Popcorn caramellati

Ricordo un pomeriggio in una saletta soffocante, stipata di bambini e satura del caldo alito del popcorn. La luna era gialla sopra il cantante con il fazzoletto al collo, il dito che grattava la chitarra, il piede su un tronco di pino, e avevo abbracciato in tutta innocenza la spalla di Lo e avvicinato la mascella alla sua tempia quando due arpie dietro di noi si misero a borbottare le cose più bizzarre… forse capii male, ma quello che capii mi indusse a ritirare la mia mano gentile, e naturalmente il resto dello spettacolo fu nebbia per me.

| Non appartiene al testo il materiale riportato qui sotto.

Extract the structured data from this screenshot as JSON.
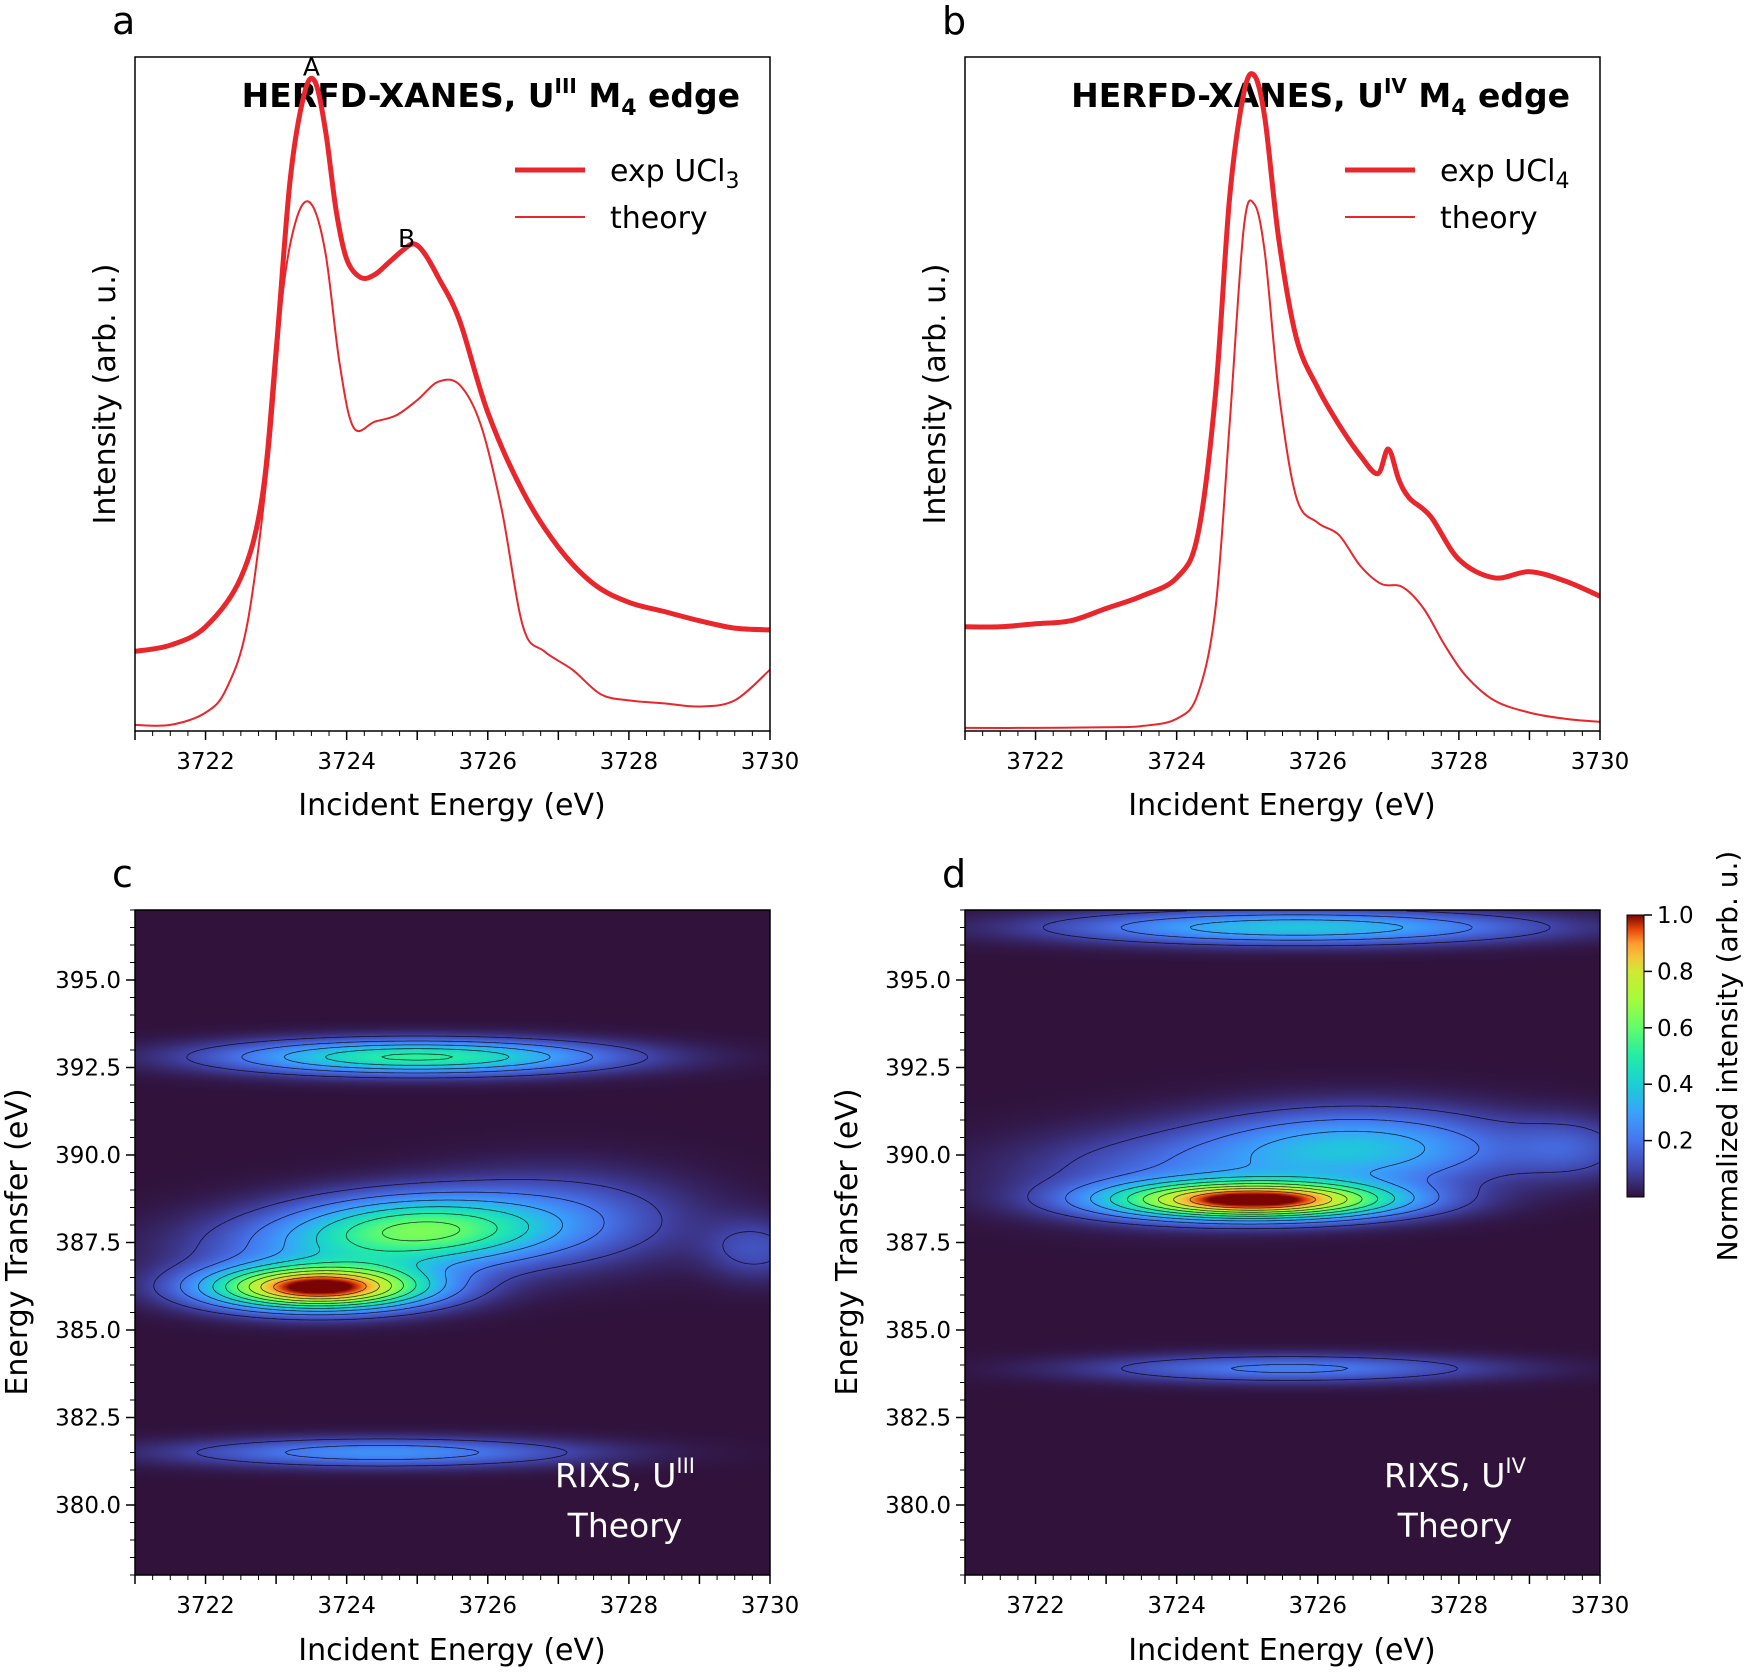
{
  "chart_data": [
    {
      "panel_label": "a",
      "type": "line",
      "title_parts": [
        "HERFD-XANES, U",
        "III",
        " M",
        "4",
        " edge"
      ],
      "xlabel": "Incident Energy (eV)",
      "ylabel": "Intensity (arb. u.)",
      "xlim": [
        3721,
        3730
      ],
      "ylim": [
        0,
        1.1
      ],
      "xticks": [
        "3722",
        "3724",
        "3726",
        "3728",
        "3730"
      ],
      "legend": [
        {
          "parts": [
            "exp UCl",
            "3"
          ],
          "style": "thick"
        },
        {
          "parts": [
            "theory"
          ],
          "style": "thin"
        }
      ],
      "annotations": [
        {
          "text": "A",
          "x": 3723.5,
          "y": 1.07
        },
        {
          "text": "B",
          "x": 3724.85,
          "y": 0.79
        }
      ],
      "series": [
        {
          "style": "thick",
          "color": "#e8262b",
          "x": [
            3721,
            3721.5,
            3722,
            3722.5,
            3722.8,
            3723.0,
            3723.2,
            3723.4,
            3723.55,
            3723.7,
            3723.85,
            3724.0,
            3724.2,
            3724.4,
            3724.6,
            3724.8,
            3724.95,
            3725.1,
            3725.3,
            3725.6,
            3726.0,
            3726.5,
            3727.0,
            3727.5,
            3728.0,
            3728.5,
            3729.0,
            3729.5,
            3730
          ],
          "y": [
            0.13,
            0.14,
            0.17,
            0.25,
            0.38,
            0.62,
            0.9,
            1.04,
            1.06,
            0.98,
            0.85,
            0.77,
            0.74,
            0.745,
            0.765,
            0.785,
            0.795,
            0.78,
            0.74,
            0.67,
            0.52,
            0.39,
            0.3,
            0.24,
            0.21,
            0.195,
            0.18,
            0.168,
            0.165
          ]
        },
        {
          "style": "thin",
          "color": "#e8262b",
          "x": [
            3721,
            3721.5,
            3722,
            3722.3,
            3722.6,
            3722.9,
            3723.1,
            3723.3,
            3723.5,
            3723.7,
            3723.9,
            3724.1,
            3724.4,
            3724.7,
            3725.0,
            3725.3,
            3725.6,
            3725.9,
            3726.2,
            3726.5,
            3726.8,
            3727.2,
            3727.6,
            3728.0,
            3728.5,
            3729.0,
            3729.5,
            3730
          ],
          "y": [
            0.01,
            0.01,
            0.03,
            0.07,
            0.18,
            0.45,
            0.72,
            0.84,
            0.86,
            0.78,
            0.6,
            0.495,
            0.505,
            0.515,
            0.54,
            0.57,
            0.565,
            0.5,
            0.36,
            0.17,
            0.13,
            0.1,
            0.06,
            0.05,
            0.045,
            0.04,
            0.05,
            0.1
          ]
        }
      ]
    },
    {
      "panel_label": "b",
      "type": "line",
      "title_parts": [
        "HERFD-XANES, U",
        "IV",
        " M",
        "4",
        " edge"
      ],
      "xlabel": "Incident Energy (eV)",
      "ylabel": "Intensity (arb. u.)",
      "xlim": [
        3721,
        3730
      ],
      "ylim": [
        0,
        1.1
      ],
      "xticks": [
        "3722",
        "3724",
        "3726",
        "3728",
        "3730"
      ],
      "legend": [
        {
          "parts": [
            "exp UCl",
            "4"
          ],
          "style": "thick"
        },
        {
          "parts": [
            "theory"
          ],
          "style": "thin"
        }
      ],
      "annotations": [],
      "series": [
        {
          "style": "thick",
          "color": "#e8262b",
          "x": [
            3721,
            3721.5,
            3722,
            3722.5,
            3723,
            3723.5,
            3724.0,
            3724.3,
            3724.55,
            3724.75,
            3724.95,
            3725.1,
            3725.25,
            3725.45,
            3725.7,
            3726.0,
            3726.3,
            3726.6,
            3726.85,
            3727.0,
            3727.15,
            3727.3,
            3727.6,
            3728.0,
            3728.5,
            3729.0,
            3729.5,
            3730
          ],
          "y": [
            0.17,
            0.17,
            0.175,
            0.18,
            0.2,
            0.22,
            0.25,
            0.32,
            0.55,
            0.87,
            1.04,
            1.07,
            1.0,
            0.8,
            0.64,
            0.56,
            0.5,
            0.45,
            0.42,
            0.46,
            0.41,
            0.38,
            0.35,
            0.28,
            0.25,
            0.26,
            0.245,
            0.22
          ]
        },
        {
          "style": "thin",
          "color": "#e8262b",
          "x": [
            3721,
            3722,
            3723,
            3723.5,
            3724.0,
            3724.3,
            3724.55,
            3724.75,
            3724.95,
            3725.1,
            3725.25,
            3725.45,
            3725.7,
            3726.0,
            3726.3,
            3726.6,
            3726.9,
            3727.2,
            3727.5,
            3727.8,
            3728.1,
            3728.5,
            3729.0,
            3729.5,
            3730
          ],
          "y": [
            0.005,
            0.005,
            0.006,
            0.008,
            0.02,
            0.06,
            0.2,
            0.5,
            0.82,
            0.86,
            0.78,
            0.55,
            0.38,
            0.34,
            0.32,
            0.27,
            0.24,
            0.235,
            0.2,
            0.14,
            0.09,
            0.05,
            0.03,
            0.02,
            0.015
          ]
        }
      ]
    },
    {
      "panel_label": "c",
      "type": "heatmap",
      "xlabel": "Incident Energy (eV)",
      "ylabel": "Energy Transfer (eV)",
      "xlim": [
        3721,
        3730
      ],
      "ylim": [
        378,
        397
      ],
      "xticks": [
        "3722",
        "3724",
        "3726",
        "3728",
        "3730"
      ],
      "yticks": [
        "380.0",
        "382.5",
        "385.0",
        "387.5",
        "390.0",
        "392.5",
        "395.0"
      ],
      "overlay_lines": [
        [
          "RIXS, U",
          "III"
        ],
        [
          "Theory"
        ]
      ],
      "peaks": [
        {
          "x": 3723.6,
          "y": 386.2,
          "sx": 1.05,
          "sy": 0.42,
          "a": 1.0
        },
        {
          "x": 3725.1,
          "y": 387.9,
          "sx": 1.2,
          "sy": 0.65,
          "a": 0.48
        },
        {
          "x": 3723.8,
          "y": 387.3,
          "sx": 1.4,
          "sy": 0.75,
          "a": 0.22
        },
        {
          "x": 3727.0,
          "y": 388.2,
          "sx": 1.3,
          "sy": 0.9,
          "a": 0.17
        },
        {
          "x": 3725.0,
          "y": 392.8,
          "sx": 1.8,
          "sy": 0.33,
          "a": 0.52
        },
        {
          "x": 3724.5,
          "y": 381.5,
          "sx": 1.9,
          "sy": 0.28,
          "a": 0.26
        },
        {
          "x": 3729.8,
          "y": 387.3,
          "sx": 0.5,
          "sy": 0.6,
          "a": 0.12
        }
      ]
    },
    {
      "panel_label": "d",
      "type": "heatmap",
      "xlabel": "Incident Energy (eV)",
      "ylabel": "Energy Transfer (eV)",
      "xlim": [
        3721,
        3730
      ],
      "ylim": [
        378,
        397
      ],
      "xticks": [
        "3722",
        "3724",
        "3726",
        "3728",
        "3730"
      ],
      "yticks": [
        "380.0",
        "382.5",
        "385.0",
        "387.5",
        "390.0",
        "392.5",
        "395.0"
      ],
      "overlay_lines": [
        [
          "RIXS, U",
          "IV"
        ],
        [
          "Theory"
        ]
      ],
      "colorbar": {
        "label": "Normalized intensity (arb. u.)",
        "ticks": [
          "0.2",
          "0.4",
          "0.6",
          "0.8",
          "1.0"
        ],
        "range": [
          0,
          1
        ]
      },
      "peaks": [
        {
          "x": 3725.1,
          "y": 388.7,
          "sx": 1.35,
          "sy": 0.36,
          "a": 1.0
        },
        {
          "x": 3726.6,
          "y": 390.2,
          "sx": 1.5,
          "sy": 0.75,
          "a": 0.35
        },
        {
          "x": 3724.0,
          "y": 389.5,
          "sx": 1.6,
          "sy": 0.8,
          "a": 0.15
        },
        {
          "x": 3725.7,
          "y": 396.5,
          "sx": 2.2,
          "sy": 0.32,
          "a": 0.38
        },
        {
          "x": 3725.6,
          "y": 383.9,
          "sx": 1.9,
          "sy": 0.27,
          "a": 0.22
        },
        {
          "x": 3729.6,
          "y": 390.2,
          "sx": 0.6,
          "sy": 0.6,
          "a": 0.12
        }
      ]
    }
  ]
}
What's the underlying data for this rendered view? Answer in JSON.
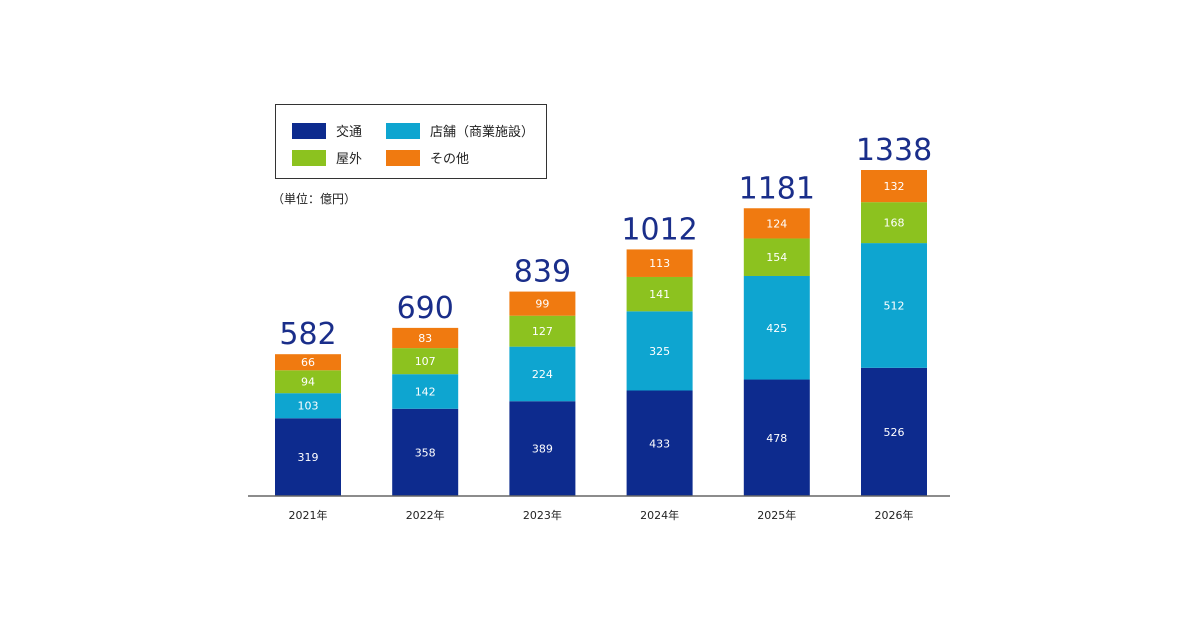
{
  "chart_data": {
    "type": "bar",
    "stacked": true,
    "unit": "（単位：億円）",
    "categories": [
      "2021年",
      "2022年",
      "2023年",
      "2024年",
      "2025年",
      "2026年"
    ],
    "series": [
      {
        "name": "交通",
        "color": "#0d2b8e",
        "values": [
          319,
          358,
          389,
          433,
          478,
          526
        ]
      },
      {
        "name": "店舗（商業施設）",
        "color": "#0ea5d0",
        "values": [
          103,
          142,
          224,
          325,
          425,
          512
        ]
      },
      {
        "name": "屋外",
        "color": "#8cc21f",
        "values": [
          94,
          107,
          127,
          141,
          154,
          168
        ]
      },
      {
        "name": "その他",
        "color": "#f07a10",
        "values": [
          66,
          83,
          99,
          113,
          124,
          132
        ]
      }
    ],
    "totals": [
      "582",
      "690",
      "839",
      "1012",
      "1181",
      "1338"
    ],
    "total_color": "#1a2e8a",
    "ylim": [
      0,
      1338
    ],
    "legend_position": "top-left"
  }
}
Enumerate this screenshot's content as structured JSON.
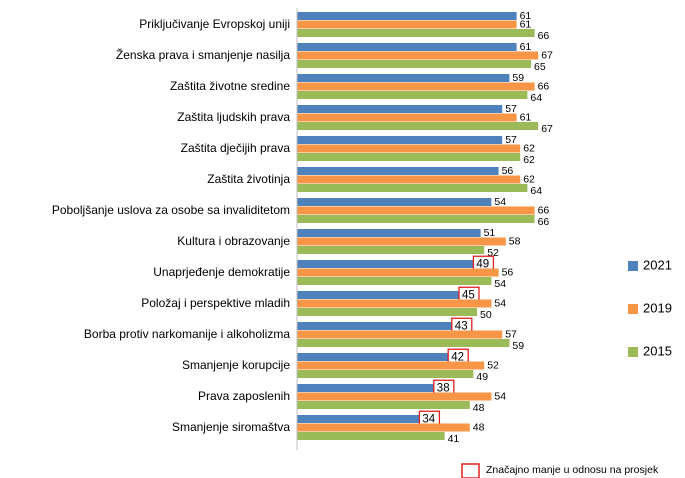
{
  "chart_data": {
    "type": "bar",
    "orientation": "horizontal",
    "categories": [
      "Priključivanje Evropskoj uniji",
      "Ženska prava i smanjenje nasilja",
      "Zaštita životne sredine",
      "Zaštita ljudskih prava",
      "Zaštita dječijih prava",
      "Zaštita životinja",
      "Poboljšanje uslova za osobe sa invaliditetom",
      "Kultura i obrazovanje",
      "Unaprjeđenje demokratije",
      "Položaj i perspektive mladih",
      "Borba protiv narkomanije i alkoholizma",
      "Smanjenje korupcije",
      "Prava zaposlenih",
      "Smanjenje siromaštva"
    ],
    "series": [
      {
        "name": "2021",
        "color": "#4f81bd",
        "values": [
          61,
          61,
          59,
          57,
          57,
          56,
          54,
          51,
          49,
          45,
          43,
          42,
          38,
          34
        ],
        "highlighted": [
          false,
          false,
          false,
          false,
          false,
          false,
          false,
          false,
          true,
          true,
          true,
          true,
          true,
          true
        ]
      },
      {
        "name": "2019",
        "color": "#f79646",
        "values": [
          61,
          67,
          66,
          61,
          62,
          62,
          66,
          58,
          56,
          54,
          57,
          52,
          54,
          48
        ]
      },
      {
        "name": "2015",
        "color": "#9bbb59",
        "values": [
          66,
          65,
          64,
          67,
          62,
          64,
          66,
          52,
          54,
          50,
          59,
          49,
          48,
          41
        ]
      }
    ],
    "highlight_color": "#e02020",
    "highlight_note": "Značajno manje u odnosu na prosjek",
    "legend": "right"
  }
}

Da “Lolita” di Vladimir Nabokov.

Ingredienti per 4 persone
1 tazza di mais in chicchi per popcorn
100 g di zucchero
30 g di burro
1 cucchiaino di bicarbonato
olio di semi

Preparazione
1. Cuocere i popcorn
In una pentola alta scaldare dell’olio di semi.
Versare il mais per popcorn e coprire con il coperchio, dopo qualche minuto i popcorn inizieranno a scoppiettare, abbassare la fiamma e scuotere un po’ la pentola in modo da far scoppiare tutti i chicchi di mais in fiocchi di popcorn. Quando non sentite più rumori che provengono dalla pentola, togliete dal fuoco e versate i popcorn in un’ampia teglia da forno.

2. Preparare il caramello
Versare lo zucchero con il burro nella pentola e sciogliere a fuoco lento, aggiungere il bicarbonato e mescolare con una frusta, il composto diventa gonfio e colloso.
Versare il caramello sui popcorn e mescolare con un cucchiaio in modo che il caramello si distribuisca sui popcorn. Bisogna fare in fretta perchè il caramello solidifica rapidamente.


3. Passare in forno i popcorn caramellati

Se non li mangiate subito, potete passare i forno i popcorn caramellati per un quarto d’ora prima di servirli.

Note
lolita, copertina della prima edizionePopcorn, cinema, nebbia e ho ritrovato così uno dei miei autori preferiti Vladimir Vladimirovič Nabokov, nato a San Pietroburgo il 23 aprile del 1899 (Toro), lasciò con la famiglia la Russia in seguito alla rivoluzione del 1917, visse in Inghilterra, Irlanda, Francia, Stati Uniti e finì i suoi anni in Svizzera, dove si spense a Montreaux sul lago di Ginevra.
“Lolita” il romanzo esce nel 1955 in inglese negli USA, ed è subito scandalo per i contenuti scabrosi: Humbert Humbert professore di letteratura di mezza età diventa il patrigno di Dolores Haze per instaurare una relazione sessuale con la ragazzina, appena dodicenne. Dolores, detta anche Dolly, per Humbert è Lolita, Lo, la sua mostruosa ossessione.
« Lolita, light of my life, fire of my loins. My sin, my soul. »
« Lolita, luce della mia vita, fuoco dei miei lombi. Mio peccato, anima mia. »
Lo stesso Nabokov traduce in russo il romanzo, dieci anni più tardi.
Stanley Kubrick ne fa un film nel 1962.